İmpressioni di İstanbul

Sono atterrato a İstanbul mercoledì. İ frati vivono nei pressi della torre di Galata a presidiare la chiesa di SS. Pietro e Paolo.


È una città impressionante. Sono impressionanti le moschee e i loro minareti, missili puntati verso il cielo. È impressionante la transumanza di folla a tutte le ore del giorno e della notte su via İstiklal. È impressionante l'incrocio di navi, insenature e mari sul Bosforo.

İstanbul, città in esplosione di vita, diventata ricca (centri commerciali, vestiti alla moda, rıstoranti, case all'avanguardia architettonica), ancora sfregiata dai segni recenti della miseria (le immondizie - la gestione dei rifiuti è una delle operazioni piu complesse della modernità urbana -, i venditori di fazzoletti, le case in rovina, la guida selvaggia in un traffico perennemente bloccato), mi lascia a bocca aperta e mi fa sentire come quei viaggiatori francesi alla scoperta dell'Oriente raccontati da Edward Said. Eppure non è l'Oriente, categoria geografica, sociologica e spirituale, di İstanbul ad essermi intrigante. Al contrario, credo che sia la sua unicità geografica, sociologica e spirituale.

A farmi da guida non c'è solo la Lonely Planet, ma anche un libro di Pamuk, intitolato proprio İstanbul. E tutto quello che scrive Pamuk è vero: le schiume e le correnti del Bosforo, i pescatori sui ponti, gli incendi e le case di legno, i film che si girano per le strade.
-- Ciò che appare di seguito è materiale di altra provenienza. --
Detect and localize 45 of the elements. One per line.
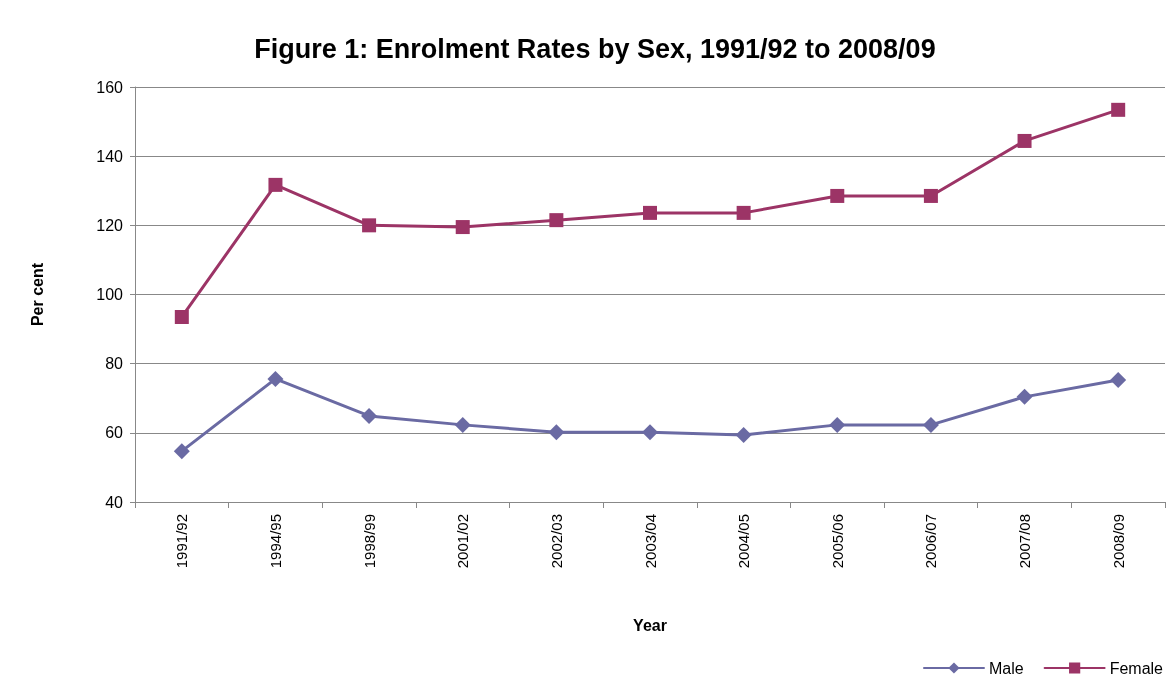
x-tick-label: 2004/05 (735, 514, 753, 569)
point (922, 416, 939, 433)
chart-title: Figure 1: Enrolment Rates by Sex, 1991/92 to 2008/09 (254, 33, 936, 64)
point (174, 309, 189, 324)
y-axis-title: Per cent (28, 262, 46, 327)
x-tick-label: 1998/99 (360, 514, 378, 569)
y-tick-label: 120 (96, 216, 124, 234)
legend-label: Female (1109, 659, 1164, 677)
x-tick-label: 2002/03 (547, 514, 565, 569)
point (643, 205, 657, 220)
y-tick-label: 160 (96, 78, 124, 96)
point (830, 188, 845, 203)
x-tick-label: 1994/95 (266, 514, 284, 569)
point (642, 424, 658, 441)
point (736, 205, 751, 220)
point (829, 416, 846, 433)
point (735, 426, 752, 443)
y-tick-label: 60 (105, 424, 124, 442)
x-tick-label: 2001/02 (454, 514, 472, 569)
y-tick-label: 40 (105, 493, 124, 511)
x-tick-label: 2005/06 (828, 514, 846, 569)
point (268, 177, 283, 192)
point (1110, 371, 1127, 388)
x-axis-title: Year (633, 616, 667, 634)
point (548, 424, 565, 441)
legend-label: Male (988, 659, 1024, 677)
point (1016, 388, 1033, 405)
y-tick-label: 80 (105, 355, 124, 373)
point (454, 416, 471, 433)
point (362, 218, 377, 233)
point (549, 213, 564, 228)
point (1017, 133, 1032, 148)
point (267, 370, 284, 387)
x-tick-label: 2008/09 (1109, 514, 1127, 569)
x-tick-label: 2006/07 (922, 514, 940, 569)
point (923, 188, 938, 203)
y-tick-label: 140 (96, 147, 124, 165)
x-tick-label: 2007/08 (1016, 514, 1034, 569)
x-tick-label: 1991/92 (173, 514, 191, 569)
x-tick-label: 2003/04 (641, 514, 659, 569)
y-tick-label: 100 (96, 286, 124, 303)
point (361, 407, 378, 424)
point (173, 443, 190, 460)
point (455, 220, 470, 235)
point (1111, 102, 1126, 117)
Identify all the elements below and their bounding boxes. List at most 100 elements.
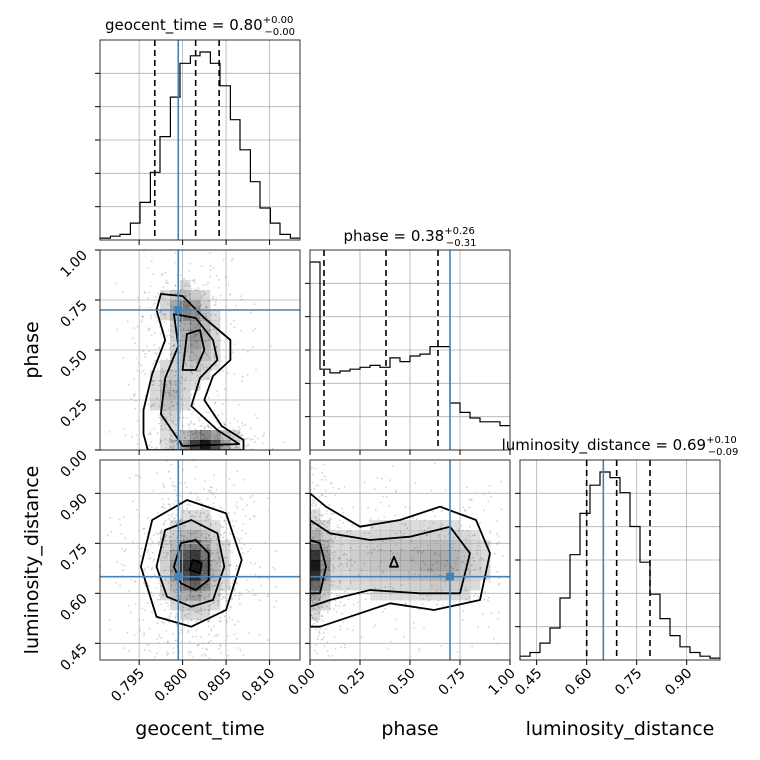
sample-point [133,395,136,398]
sample-point [153,302,156,305]
density-cell [350,580,361,591]
sample-point [342,521,344,524]
sample-point [195,430,198,433]
sample-point [182,304,185,306]
sample-point [271,447,274,450]
sample-point [205,648,208,650]
sample-point [430,568,432,571]
sample-point [150,441,153,443]
sample-point [187,608,190,611]
sample-point [317,599,320,602]
sample-point [196,375,199,377]
sample-point [149,285,152,288]
sample-point [348,569,351,572]
sample-point [472,556,474,559]
sample-point [202,313,205,315]
sample-point [208,593,211,596]
sample-point [123,647,126,649]
sample-point [148,397,151,399]
sample-point [159,333,162,336]
sample-point [211,664,213,666]
sample-point [139,476,142,479]
contour-level-3 [181,329,206,371]
density-cell [200,300,211,311]
sample-point [414,482,417,484]
sample-point [235,565,238,568]
sample-point [156,652,158,655]
sample-point [421,672,423,674]
sample-point [196,324,199,327]
sample-point [202,290,205,293]
sample-point [190,515,193,518]
sample-point [304,537,306,539]
density-cell [160,390,171,401]
sample-point [251,494,254,497]
sample-point [304,548,306,550]
sample-point [303,560,305,562]
sample-point [418,550,420,553]
sample-point [190,343,193,346]
sample-point [264,541,267,544]
sample-point [198,370,201,373]
sample-point [157,367,159,370]
sample-point [153,427,156,430]
sample-point [229,695,231,697]
sample-point [218,453,220,455]
sample-point [454,549,457,551]
sample-point [468,596,471,599]
sample-point [377,517,380,520]
density-cell [320,570,331,581]
sample-point [300,726,302,728]
sample-point [164,540,166,542]
x-tick-label-geocent_time: 0.810 [239,666,279,706]
sample-point [172,485,175,487]
sample-point [436,561,439,564]
sample-point [216,437,219,440]
sample-point [227,283,230,286]
sample-point [194,677,196,679]
sample-point [369,518,372,520]
sample-point [320,663,322,665]
sample-point [165,442,168,445]
sample-point [166,458,168,460]
sample-point [195,346,198,348]
sample-point [214,245,216,247]
sample-point [487,596,490,599]
sample-point [180,535,183,537]
sample-point [321,538,324,541]
sample-point [296,559,298,561]
sample-point [290,509,292,511]
density-cell [430,580,441,591]
sample-point [215,345,218,348]
density-cell [460,590,471,601]
sample-point [193,403,195,406]
sample-point [216,390,218,393]
density-cell [320,590,331,601]
density-cell [390,520,401,531]
sample-point [162,551,165,554]
sample-point [203,587,206,590]
sample-point [513,554,515,556]
sample-point [325,628,328,631]
sample-point [236,638,238,640]
sample-point [339,601,342,603]
sample-point [180,495,183,498]
density-cell [170,400,181,411]
sample-point [332,570,335,573]
sample-point [143,532,146,535]
density-cell [370,560,381,571]
sample-point [186,598,189,601]
sample-point [197,611,200,614]
sample-point [151,379,154,382]
sample-point [214,584,216,587]
sample-point [172,405,175,407]
sample-point [187,447,190,449]
density-cell [450,550,461,561]
sample-point [447,532,450,535]
sample-point [440,645,442,647]
sample-point [156,520,158,522]
sample-point [378,565,381,568]
sample-point [222,526,225,528]
density-cell [320,520,331,531]
sample-point [338,662,340,664]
Tant'è vero che sono dıventato ınsopportabile a chi mi parla di İstanbul, perchè ad ogni affermazione non posso non replicare che: "ma Pamuk dice...". Solo la tristezza di cui parla così spesso nel suo libro non l'ho trovata.

Ma per trovare quella bisogna nascere qui, oppure vivere a İstanbul abbastanza a lungo per rinascervi.

3 commenti:

  1. solo un pesantone come te poteva apprezzare un altro pesantone come pamuk. In un mese forse riuscirai a carpire davvero la magia di istanbul. Invidia & abbraccio. 2P

    RispondiElimina
  2. tre anni fa ho visitato il convento dei domenicani istambuloti e ne sono rimasto sedotto. come del resto è seducente la città, forse la più bella che abbia mai visto.

    una curiosità: c'è sempre, nel giardino del convento, la tartaruga apollonia? e monsieur ferdinand?

    RispondiElimina
  3. 2P: sono davvero un pesantone?
    shylok: com'è piccolo il mondo. la tartaruga apollonia c'è, sta bene e ha trovato compagnia maschile. anche monsıeur ferdinand c'è ancora, ma non ho avuto ancora il tempo per visitarlo.